"Yes, but a little discourteous in me to drive you out. That was Mr. Macpherson's fault, not mine," Jerry broke in, easily.
"Maybe that's her grievance. I'll be decent about it," the girl was thinking.
"I'm awfully bored right now." The wind shifted quickly. "I run up to see Laury a minute. Just slipped in the side-stoop way to save troublin' you an' York out here. I knowed Laury wouldn't be here, an', would you believe it? I clar forgot they was gone out, an' I seen you all leavin', too—I mean them, of course."
The threatening tone could not be reproduced. It carried, however, a most uncomfortable force like a cruel undertow beneath the seemingly safe crest of a wave.
"It's a joke on me bein' so stupid, but you won't give me away to 'em, will you?"
"I'm awfully bored, too," Jerry thought.
"You say you won't tell 'em at all that I come?" Mrs. Bahrr insisted.
"Not if you say so," Jerry replied, with a smile.

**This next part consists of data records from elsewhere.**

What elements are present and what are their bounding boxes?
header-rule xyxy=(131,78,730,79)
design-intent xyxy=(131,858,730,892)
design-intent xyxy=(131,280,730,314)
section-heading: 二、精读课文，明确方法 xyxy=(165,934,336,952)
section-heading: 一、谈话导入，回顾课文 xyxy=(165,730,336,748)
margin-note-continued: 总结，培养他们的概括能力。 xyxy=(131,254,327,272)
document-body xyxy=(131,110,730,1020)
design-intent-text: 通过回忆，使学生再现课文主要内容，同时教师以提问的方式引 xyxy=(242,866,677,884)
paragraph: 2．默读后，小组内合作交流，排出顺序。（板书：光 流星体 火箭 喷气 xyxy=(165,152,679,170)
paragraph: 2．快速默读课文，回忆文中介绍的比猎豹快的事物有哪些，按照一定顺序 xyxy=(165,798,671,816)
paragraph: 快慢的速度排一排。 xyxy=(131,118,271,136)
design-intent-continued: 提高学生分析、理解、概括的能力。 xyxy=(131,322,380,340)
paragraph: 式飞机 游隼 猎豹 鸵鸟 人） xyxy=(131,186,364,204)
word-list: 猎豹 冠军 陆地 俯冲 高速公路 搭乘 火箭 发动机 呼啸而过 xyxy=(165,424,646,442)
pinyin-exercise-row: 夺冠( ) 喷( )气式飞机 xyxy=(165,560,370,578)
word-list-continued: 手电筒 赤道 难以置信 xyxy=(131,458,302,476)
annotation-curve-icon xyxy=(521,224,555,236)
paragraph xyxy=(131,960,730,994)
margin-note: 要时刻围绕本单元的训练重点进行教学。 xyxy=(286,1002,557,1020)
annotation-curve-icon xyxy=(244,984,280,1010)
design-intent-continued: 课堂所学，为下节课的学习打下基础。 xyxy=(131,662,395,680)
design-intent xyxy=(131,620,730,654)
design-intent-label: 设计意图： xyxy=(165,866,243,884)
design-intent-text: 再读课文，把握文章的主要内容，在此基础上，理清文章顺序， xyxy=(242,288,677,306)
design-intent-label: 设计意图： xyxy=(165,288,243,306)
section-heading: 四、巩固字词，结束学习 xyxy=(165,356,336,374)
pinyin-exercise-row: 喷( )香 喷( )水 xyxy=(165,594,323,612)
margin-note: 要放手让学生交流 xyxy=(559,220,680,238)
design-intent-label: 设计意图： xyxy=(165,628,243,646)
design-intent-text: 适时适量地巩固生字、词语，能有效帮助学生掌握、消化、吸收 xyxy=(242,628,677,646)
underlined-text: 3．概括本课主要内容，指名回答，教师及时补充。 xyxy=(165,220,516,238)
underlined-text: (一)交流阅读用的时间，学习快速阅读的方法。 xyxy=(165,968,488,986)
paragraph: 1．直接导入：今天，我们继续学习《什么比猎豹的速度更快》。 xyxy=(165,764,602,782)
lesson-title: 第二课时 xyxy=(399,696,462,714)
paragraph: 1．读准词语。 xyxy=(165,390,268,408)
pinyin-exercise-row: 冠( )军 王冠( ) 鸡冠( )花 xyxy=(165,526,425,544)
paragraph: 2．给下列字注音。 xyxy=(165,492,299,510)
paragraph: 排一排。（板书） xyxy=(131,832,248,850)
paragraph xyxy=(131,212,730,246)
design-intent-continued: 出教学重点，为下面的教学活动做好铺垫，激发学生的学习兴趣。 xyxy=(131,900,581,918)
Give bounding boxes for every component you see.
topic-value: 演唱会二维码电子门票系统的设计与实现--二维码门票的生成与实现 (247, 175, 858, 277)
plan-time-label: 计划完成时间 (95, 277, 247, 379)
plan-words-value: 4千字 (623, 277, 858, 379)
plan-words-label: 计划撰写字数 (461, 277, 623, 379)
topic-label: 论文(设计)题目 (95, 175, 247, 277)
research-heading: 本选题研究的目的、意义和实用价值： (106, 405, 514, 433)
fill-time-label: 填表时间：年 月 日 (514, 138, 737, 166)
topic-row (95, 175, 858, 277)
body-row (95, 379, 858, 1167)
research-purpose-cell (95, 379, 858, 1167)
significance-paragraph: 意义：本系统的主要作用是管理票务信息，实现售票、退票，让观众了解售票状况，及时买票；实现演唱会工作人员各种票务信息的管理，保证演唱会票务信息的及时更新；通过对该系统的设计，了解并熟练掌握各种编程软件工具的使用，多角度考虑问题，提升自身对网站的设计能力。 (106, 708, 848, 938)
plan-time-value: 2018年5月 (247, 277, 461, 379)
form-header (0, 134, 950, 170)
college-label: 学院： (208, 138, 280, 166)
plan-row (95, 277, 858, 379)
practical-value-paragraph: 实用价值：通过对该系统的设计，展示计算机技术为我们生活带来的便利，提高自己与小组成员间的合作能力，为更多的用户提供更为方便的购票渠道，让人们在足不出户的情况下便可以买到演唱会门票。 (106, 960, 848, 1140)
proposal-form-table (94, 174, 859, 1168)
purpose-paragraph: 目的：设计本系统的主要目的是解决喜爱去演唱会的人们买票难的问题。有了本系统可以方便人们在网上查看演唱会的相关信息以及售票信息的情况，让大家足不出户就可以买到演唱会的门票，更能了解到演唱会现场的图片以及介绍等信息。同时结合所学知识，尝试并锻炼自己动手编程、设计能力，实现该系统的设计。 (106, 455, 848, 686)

"I'm an awfully good friend of Laury's. She's a poor cripple, dependent on her brother for everything, an' if he marries, as he's bound to do, I'd hate to see her turned out of here. This house is just Laury through and through. Don't you think so? 'Course, though, if York marries again—" Stellar Bahrr stopped meditatively. "All the women in the Sage Brush Valley's just crazy about York. He's some flirt, but everybody thought he'd settled his mind once sure. But I guess he flared up again, from what they say. She's too fur away from town a'most. Them that's furtherest away don't have a chance like them that's nearest him. But it may be all just gossip. There was a lot of talk about him an' a girl down the river that's got a crippled brother—Paul Ekblad's his name; hers is Thelmy—an' some considerable about one of the Poser girls where he was up the Sage Brush to this week. The married one now, I think, an' a bouncin' big baby, but what do you care for all that?"
"Nothing," Jerry replied, innocently.